Blog: De financiële verhoudingen: een Processie van Echternach in slow motion
Weblog
De processie van Echternach is een optocht die elk jaar op de dinsdag na Pinksteren gehouden wordt in de Luxemburgse stad Echternach. Oorspronkelijk werd deze gelopen door eerst drie stappen vooruit te zetten, en vervolgens twee stappen achteruit. Verschillende ontwikkelingen in de financiële verhoudingen lijken net zo’n verloop te hebben: de golfbeweging in het aantal specifieke uitkeringen, de uitbreiding van het lokaal belastinggebied en het mechanisme om de hoogte van het Gemeente- en Provinciefonds te bepalen.

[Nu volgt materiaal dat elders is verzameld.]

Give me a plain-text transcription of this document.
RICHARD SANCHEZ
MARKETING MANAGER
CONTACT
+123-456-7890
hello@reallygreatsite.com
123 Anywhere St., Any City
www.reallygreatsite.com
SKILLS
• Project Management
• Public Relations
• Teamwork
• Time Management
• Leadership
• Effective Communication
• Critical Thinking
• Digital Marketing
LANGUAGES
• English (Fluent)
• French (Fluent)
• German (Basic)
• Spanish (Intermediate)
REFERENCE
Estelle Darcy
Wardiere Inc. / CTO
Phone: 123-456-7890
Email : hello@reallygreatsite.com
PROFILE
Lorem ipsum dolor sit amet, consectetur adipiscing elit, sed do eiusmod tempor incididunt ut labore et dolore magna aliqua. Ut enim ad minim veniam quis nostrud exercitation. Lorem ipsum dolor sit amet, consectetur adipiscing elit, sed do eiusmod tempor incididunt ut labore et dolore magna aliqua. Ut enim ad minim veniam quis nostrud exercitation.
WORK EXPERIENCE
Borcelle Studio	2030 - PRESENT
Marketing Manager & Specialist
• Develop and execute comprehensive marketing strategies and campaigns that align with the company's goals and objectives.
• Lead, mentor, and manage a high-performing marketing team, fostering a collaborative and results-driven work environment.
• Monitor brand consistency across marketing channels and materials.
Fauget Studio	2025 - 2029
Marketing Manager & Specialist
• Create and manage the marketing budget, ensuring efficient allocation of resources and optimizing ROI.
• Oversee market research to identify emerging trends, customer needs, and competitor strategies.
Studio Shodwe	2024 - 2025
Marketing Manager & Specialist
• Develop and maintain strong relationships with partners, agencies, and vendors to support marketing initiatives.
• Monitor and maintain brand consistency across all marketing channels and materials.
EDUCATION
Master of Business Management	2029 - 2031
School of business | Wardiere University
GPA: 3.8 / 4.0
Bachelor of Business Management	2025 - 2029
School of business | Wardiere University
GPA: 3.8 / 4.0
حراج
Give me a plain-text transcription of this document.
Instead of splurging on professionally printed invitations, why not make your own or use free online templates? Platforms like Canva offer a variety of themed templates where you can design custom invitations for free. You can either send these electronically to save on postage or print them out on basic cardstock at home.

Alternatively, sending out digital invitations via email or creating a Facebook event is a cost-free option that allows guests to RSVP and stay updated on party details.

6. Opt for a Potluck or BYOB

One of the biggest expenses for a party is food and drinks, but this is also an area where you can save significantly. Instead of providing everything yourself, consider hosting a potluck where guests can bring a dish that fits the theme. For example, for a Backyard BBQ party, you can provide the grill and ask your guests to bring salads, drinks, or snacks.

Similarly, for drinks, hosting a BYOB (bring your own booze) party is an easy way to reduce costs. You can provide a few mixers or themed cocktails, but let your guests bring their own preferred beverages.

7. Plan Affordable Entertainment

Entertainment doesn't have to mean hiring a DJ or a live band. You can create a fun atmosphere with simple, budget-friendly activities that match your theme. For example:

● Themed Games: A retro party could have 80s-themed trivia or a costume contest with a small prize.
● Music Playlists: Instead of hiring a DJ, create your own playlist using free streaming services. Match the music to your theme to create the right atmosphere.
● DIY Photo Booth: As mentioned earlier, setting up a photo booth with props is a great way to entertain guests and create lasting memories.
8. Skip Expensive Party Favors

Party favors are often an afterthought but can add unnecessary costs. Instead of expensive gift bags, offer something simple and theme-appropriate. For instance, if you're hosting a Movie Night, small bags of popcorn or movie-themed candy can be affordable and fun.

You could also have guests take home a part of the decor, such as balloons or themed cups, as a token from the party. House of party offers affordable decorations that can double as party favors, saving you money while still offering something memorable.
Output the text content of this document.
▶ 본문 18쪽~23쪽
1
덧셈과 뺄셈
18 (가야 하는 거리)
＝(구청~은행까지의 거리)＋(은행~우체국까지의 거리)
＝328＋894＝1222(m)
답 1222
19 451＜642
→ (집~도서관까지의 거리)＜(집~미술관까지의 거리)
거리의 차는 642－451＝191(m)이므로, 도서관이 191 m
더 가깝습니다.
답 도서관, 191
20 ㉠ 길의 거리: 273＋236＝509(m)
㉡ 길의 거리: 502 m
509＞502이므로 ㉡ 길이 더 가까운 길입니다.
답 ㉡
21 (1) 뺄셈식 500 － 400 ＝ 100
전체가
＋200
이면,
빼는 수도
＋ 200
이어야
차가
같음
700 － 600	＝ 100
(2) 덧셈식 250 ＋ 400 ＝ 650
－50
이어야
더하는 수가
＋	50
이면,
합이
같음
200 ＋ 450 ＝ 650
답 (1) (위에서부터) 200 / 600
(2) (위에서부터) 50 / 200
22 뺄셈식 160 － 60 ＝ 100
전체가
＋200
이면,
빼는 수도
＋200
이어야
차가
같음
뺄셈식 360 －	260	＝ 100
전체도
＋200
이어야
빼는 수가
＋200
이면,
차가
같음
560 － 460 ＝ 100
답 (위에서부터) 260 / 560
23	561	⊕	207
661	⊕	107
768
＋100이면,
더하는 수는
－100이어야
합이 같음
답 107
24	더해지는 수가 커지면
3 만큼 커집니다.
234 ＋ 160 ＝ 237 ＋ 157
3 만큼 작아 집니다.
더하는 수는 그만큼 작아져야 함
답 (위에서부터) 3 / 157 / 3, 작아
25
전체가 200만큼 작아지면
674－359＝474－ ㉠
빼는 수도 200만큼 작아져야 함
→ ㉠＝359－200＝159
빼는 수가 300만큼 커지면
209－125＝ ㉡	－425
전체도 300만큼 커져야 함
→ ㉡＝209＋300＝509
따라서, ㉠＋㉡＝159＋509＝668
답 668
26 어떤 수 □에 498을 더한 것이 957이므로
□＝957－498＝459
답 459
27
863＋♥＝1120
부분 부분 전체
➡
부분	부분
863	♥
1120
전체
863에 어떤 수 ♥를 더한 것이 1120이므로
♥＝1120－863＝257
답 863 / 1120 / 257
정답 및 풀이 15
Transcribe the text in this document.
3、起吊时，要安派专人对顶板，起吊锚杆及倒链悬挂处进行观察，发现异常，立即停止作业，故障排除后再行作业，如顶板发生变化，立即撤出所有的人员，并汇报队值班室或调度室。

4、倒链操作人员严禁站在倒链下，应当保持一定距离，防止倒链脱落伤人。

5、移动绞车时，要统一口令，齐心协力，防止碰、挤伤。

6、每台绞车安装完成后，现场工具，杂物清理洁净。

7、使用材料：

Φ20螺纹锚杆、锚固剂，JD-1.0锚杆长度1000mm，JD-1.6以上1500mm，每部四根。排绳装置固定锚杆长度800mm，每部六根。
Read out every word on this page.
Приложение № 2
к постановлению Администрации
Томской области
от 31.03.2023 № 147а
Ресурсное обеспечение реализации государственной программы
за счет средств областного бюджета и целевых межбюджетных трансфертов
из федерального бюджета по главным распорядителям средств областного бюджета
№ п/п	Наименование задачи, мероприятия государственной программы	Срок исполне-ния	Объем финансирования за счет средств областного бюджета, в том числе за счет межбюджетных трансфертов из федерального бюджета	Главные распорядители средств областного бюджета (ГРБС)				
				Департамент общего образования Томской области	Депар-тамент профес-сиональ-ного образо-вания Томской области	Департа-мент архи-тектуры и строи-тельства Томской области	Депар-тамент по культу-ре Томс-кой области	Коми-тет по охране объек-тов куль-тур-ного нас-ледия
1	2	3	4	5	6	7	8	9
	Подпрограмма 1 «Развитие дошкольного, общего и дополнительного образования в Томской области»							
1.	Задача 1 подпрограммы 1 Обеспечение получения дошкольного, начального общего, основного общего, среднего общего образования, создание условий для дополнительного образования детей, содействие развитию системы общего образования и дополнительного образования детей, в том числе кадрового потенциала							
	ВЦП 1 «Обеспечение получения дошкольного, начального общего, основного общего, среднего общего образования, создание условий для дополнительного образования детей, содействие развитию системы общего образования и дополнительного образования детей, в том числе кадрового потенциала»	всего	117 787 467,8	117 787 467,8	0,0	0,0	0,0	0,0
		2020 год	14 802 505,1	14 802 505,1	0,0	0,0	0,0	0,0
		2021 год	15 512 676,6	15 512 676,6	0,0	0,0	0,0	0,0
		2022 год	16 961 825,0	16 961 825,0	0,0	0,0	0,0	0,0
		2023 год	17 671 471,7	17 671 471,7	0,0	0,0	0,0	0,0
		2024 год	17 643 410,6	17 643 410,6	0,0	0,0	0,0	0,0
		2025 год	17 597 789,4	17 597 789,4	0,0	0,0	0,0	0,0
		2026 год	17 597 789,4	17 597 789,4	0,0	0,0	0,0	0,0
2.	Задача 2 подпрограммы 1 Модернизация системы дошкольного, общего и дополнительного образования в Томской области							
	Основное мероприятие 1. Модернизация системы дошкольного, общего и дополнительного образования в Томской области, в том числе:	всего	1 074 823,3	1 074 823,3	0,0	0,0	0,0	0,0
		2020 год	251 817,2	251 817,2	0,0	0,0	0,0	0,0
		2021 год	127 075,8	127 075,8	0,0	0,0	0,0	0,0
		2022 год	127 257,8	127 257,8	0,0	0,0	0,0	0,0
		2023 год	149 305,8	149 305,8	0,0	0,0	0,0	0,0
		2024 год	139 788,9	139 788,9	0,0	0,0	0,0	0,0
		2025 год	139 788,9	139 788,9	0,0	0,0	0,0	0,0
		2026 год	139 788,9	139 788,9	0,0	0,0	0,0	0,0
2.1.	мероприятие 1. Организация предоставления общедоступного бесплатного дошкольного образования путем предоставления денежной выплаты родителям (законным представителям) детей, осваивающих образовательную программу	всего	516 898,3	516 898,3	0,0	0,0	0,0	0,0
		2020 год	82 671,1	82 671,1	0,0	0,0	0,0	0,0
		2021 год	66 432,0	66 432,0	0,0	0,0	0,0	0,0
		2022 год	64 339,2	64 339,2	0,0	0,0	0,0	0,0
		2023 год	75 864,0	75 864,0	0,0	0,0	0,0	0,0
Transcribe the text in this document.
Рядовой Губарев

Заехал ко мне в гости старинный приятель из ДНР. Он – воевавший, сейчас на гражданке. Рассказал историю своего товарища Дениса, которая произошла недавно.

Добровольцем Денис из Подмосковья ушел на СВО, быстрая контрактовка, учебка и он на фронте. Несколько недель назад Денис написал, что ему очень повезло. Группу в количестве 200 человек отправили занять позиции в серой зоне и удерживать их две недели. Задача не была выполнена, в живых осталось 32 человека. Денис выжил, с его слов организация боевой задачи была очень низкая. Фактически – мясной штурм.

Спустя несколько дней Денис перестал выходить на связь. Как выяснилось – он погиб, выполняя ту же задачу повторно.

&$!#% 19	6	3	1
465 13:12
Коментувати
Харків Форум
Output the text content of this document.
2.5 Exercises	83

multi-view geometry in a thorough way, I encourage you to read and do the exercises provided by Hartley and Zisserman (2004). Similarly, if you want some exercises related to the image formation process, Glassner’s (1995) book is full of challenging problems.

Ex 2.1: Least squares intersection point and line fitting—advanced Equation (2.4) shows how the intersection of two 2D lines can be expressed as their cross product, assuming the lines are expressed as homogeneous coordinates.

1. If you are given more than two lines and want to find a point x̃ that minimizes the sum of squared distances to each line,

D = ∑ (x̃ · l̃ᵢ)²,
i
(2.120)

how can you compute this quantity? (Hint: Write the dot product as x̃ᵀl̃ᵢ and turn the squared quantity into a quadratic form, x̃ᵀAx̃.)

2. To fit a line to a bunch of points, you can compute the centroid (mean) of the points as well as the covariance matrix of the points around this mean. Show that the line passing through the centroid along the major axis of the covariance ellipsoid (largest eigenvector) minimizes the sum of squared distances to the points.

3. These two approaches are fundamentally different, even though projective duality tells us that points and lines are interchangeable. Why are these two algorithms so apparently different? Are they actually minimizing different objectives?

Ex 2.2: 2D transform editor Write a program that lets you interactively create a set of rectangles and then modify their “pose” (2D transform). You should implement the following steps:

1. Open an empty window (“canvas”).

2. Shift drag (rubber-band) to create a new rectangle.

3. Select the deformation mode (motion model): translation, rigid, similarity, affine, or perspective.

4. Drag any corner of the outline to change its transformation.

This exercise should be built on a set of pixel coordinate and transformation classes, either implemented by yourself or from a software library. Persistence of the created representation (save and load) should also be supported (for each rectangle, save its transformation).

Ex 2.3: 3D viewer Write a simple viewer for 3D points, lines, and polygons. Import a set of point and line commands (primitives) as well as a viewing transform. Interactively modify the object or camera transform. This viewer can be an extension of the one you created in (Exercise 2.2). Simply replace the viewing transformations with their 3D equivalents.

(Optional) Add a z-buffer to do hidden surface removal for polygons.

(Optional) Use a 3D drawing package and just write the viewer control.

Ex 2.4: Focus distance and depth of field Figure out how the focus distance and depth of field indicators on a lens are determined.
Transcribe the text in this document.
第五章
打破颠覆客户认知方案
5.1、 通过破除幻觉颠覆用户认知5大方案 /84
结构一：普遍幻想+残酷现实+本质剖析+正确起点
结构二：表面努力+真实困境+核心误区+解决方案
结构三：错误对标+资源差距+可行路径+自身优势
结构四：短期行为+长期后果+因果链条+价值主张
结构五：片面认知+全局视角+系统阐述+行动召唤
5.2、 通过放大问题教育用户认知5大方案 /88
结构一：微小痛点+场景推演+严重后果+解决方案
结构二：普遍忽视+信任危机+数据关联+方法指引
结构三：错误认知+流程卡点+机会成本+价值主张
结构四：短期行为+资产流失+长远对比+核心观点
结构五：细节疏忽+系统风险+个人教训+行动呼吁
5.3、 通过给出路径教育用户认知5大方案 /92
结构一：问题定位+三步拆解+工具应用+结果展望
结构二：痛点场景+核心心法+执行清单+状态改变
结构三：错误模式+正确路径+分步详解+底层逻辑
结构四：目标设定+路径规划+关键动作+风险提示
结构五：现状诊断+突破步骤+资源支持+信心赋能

De golfbeweging in het aantal specifieke uitkeringen
Ooit, begin jaren tachtig, waren er meer dan 500 specifieke uitkeringen. Er was brede politiek-bestuurlijke overeenstemming dat dit om meerdere redenen ongewenst was. Het belemmert de doelmatige afweging op decentraal niveau, het leidt tot onnodige bemoeienis van het Rijk en daarbij gaat het gepaard met hoge administratieve lasten. Door opeenvolgende saneringsoperaties slaagde het Rijk er in het aantal specifieke uitkeringen te verminderen tot slechts 16 in 2018. Dit door een bundeling van verschillende kleine specifieke uitkeringen tot brede doeluitkeringen, het overhevelen van specifieke uitkeringen naar het Gemeente- en Provinciefonds, het stopzetten van beleid, soms ook door definitiewijzigingen. Maar vooral door de introductie van decentralisatie-uitkeringen als aantrekkelijk alternatief voor specifieke uitkeringen: uitkeringen met een omschreven doel maar in beginsel wel vrij besteedbaar. Het aantal decentralisatie-uitkeringen is als gevolg daarvan inmiddels opgelopen tot meer dan 60.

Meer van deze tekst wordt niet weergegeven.